A woman holds a photograph of schoolgirl Nusrat Jahan Rafi at a protest in Dhaka, on April 12, 2019. The girl alleged that she ran out of the cabin before things escalated.
Breaking from societal norms in conservative Bangladesh, Rafi went to report the principal at a police station that day.
According to the BBC, she gave a statement that was filmed by the officer in charge on his phone. But Rafi's family began receiving death threats from his supporters and male students and local politicians called for his release.
On April 6, Ms. Rafi returned to her school to take her final exams.
He said later, "I tried to take my sister to school and tried to enter the premises, but I was stopped and wasn't allowed to enter". The police officer tells her it's "not a big deal" and to "stop crying, nothing happened that you have to cry", the Dhaka Tribune reported.
When she reached the rooftop, four or five people wearing burqas surrounded her and tried to persuade her to retract her complaint against the headmaster, she said, and when she refused, they doused her in kerosene and set her on fire.
United Nations coordinator in Bangladesh Mia Seppo slammed the "system's failure, in terms of a girl who is fearless enough to stand up against gender-based violence,"adding, "her courageous decision to do so led to more violence leading to her death".
Banaj Kumar Majumder also said her face was not burnt because one of the killers was holding her head down when they poured kerosene on her and it did not get to her head.
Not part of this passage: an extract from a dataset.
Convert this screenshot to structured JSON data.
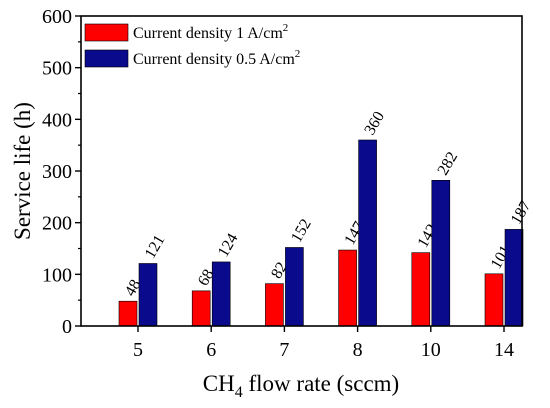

Police said on Friday that one of the 17 people arrested in connection with her death had accused the school's principal of ordering the attack. When she arrived in hospital, doctors found burns covering 80 per cent of her body.
Less than a week after the attack, Rafi died from her injuries. "The teacher touched me, I will fight this crime till my last breath", she said, reports Independent.
Nusrat's funeral was attended by thousands, as her story gripped Bangladesh and activists across the country and the world demanded better treatment for victims of sexual violence.
A Bangladeshi student has been burned to death after reporting her head teacher to police for allegedly sexually harassing her.
According to the Daily Star, two of the men charged in the case have confessed in court to setting Rafi on fire, claiming they did so at the instruction of the headmaster.
Ms Rafi said the teacher called her into his office and repeatedly touched her in an inappropriate manner.
The case has caused outrage in and outside Bangladesh, with Prime Minister Hasina vowing that "none of the culprits will be spared legal action".
Among those arrested are the two male students who organised the protest in support of the headmaster, the headmaster himself remains in custody, and the policeman who filmed Nusrat's sexual harassment complaint has been removed from his post and transferred to another department. Ultimately the criminals don't get punished and they do the same crime again.